My husband isn’t a frequent topic for my blog posts, but he’s inspired his fair share. For example, this morning, I wanted to share pictures of his latest gift to me: painting our coffee table.
We acquired this piece for free – a giveaway from a friend who used it during graduate school, but was thrilled to replace it with something more modern after he graduated. It was a deep cherry (real wood!), covered in scratches that come from love and use, and fit perfectly in our “Second-hand Rose” style living room. But, while taking pictures of this project, I realized that the pleasure I’m taking in this beautiful update to a favorite piece of furniture is more about my husband than it is about the table.
If you’ve read any of my previous posts about him, you know that the roles he and I play in our marriage are far from traditional. Until my last full-time job ended, I was the bread winner, providing insurance, a (small) retirement plan, and the usual wage-earner benefits for our family. He was the stay-at-home and work-from-home dad, adjusting his life to accommodate the school bus, sick kids, appointments with the cable guy, etc. Even now, when those roles are somewhat flipped, I’m still the one who pays the bills, manages the insurance, takes our car in for maintenance (the stuff my dad does).
On my more selfish days, I’ll rant about the life and house maintenance stuff that doesn’t come naturally to him.
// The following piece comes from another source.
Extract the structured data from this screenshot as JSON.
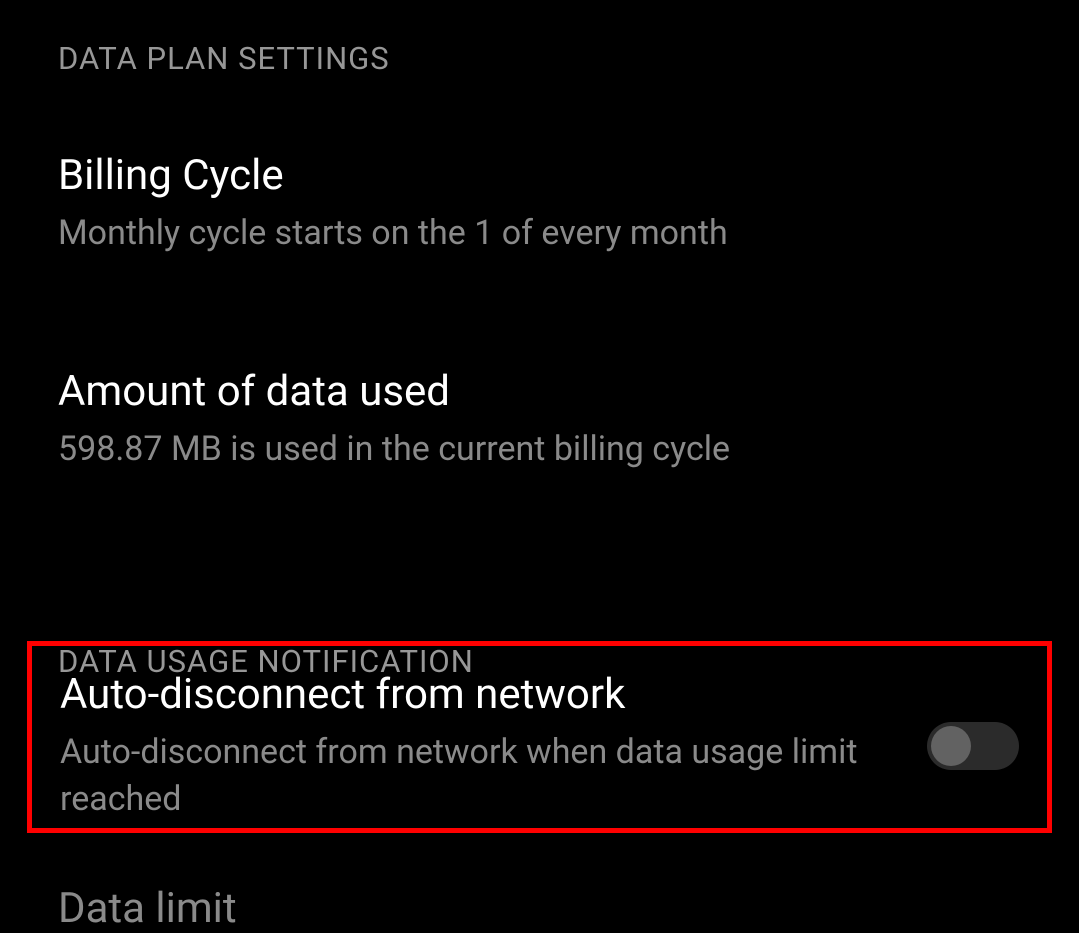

I think about that saying: “Women marry men, hoping they’ll change. Men marry women, hoping they’ll never change.” But, this beautiful table – along with the dozens of other projects like it – make me repent for every moment I tried to make him someone else. (When I let him), my husband is my reminder that “making something of it” should only apply to its – things and situations – never people.
Our children are in that delicate place where criticism is taken as commentary on who they are, thus potentially shaping who they’ll become. And almost everything is a phase right now, so why ding their self-esteem for something they’ll stop doing or liking next week? My challenge is to remember it’s not that different for adults, really.
So, my love note to my husband this week: Darling, no matter what I say on other days, I would never trade a quarterly oil change for this coffee table!
Postscript: For the readers who asked for details about the top of the table, we put pieces of scrapbook paper under glass. The paper isn’t attached to the table in any way, so we can change it whenever the mood strikes us. Nestled in there, too, is a poem my husband wrote for me one Valentine’s Day, early in our marriage. We’ve learned that the secret to our marriage is to choose each other, daily. It’s a conscious effort – the antithesis of taking each other for granted or relying on something outside ourselves for remaining in love.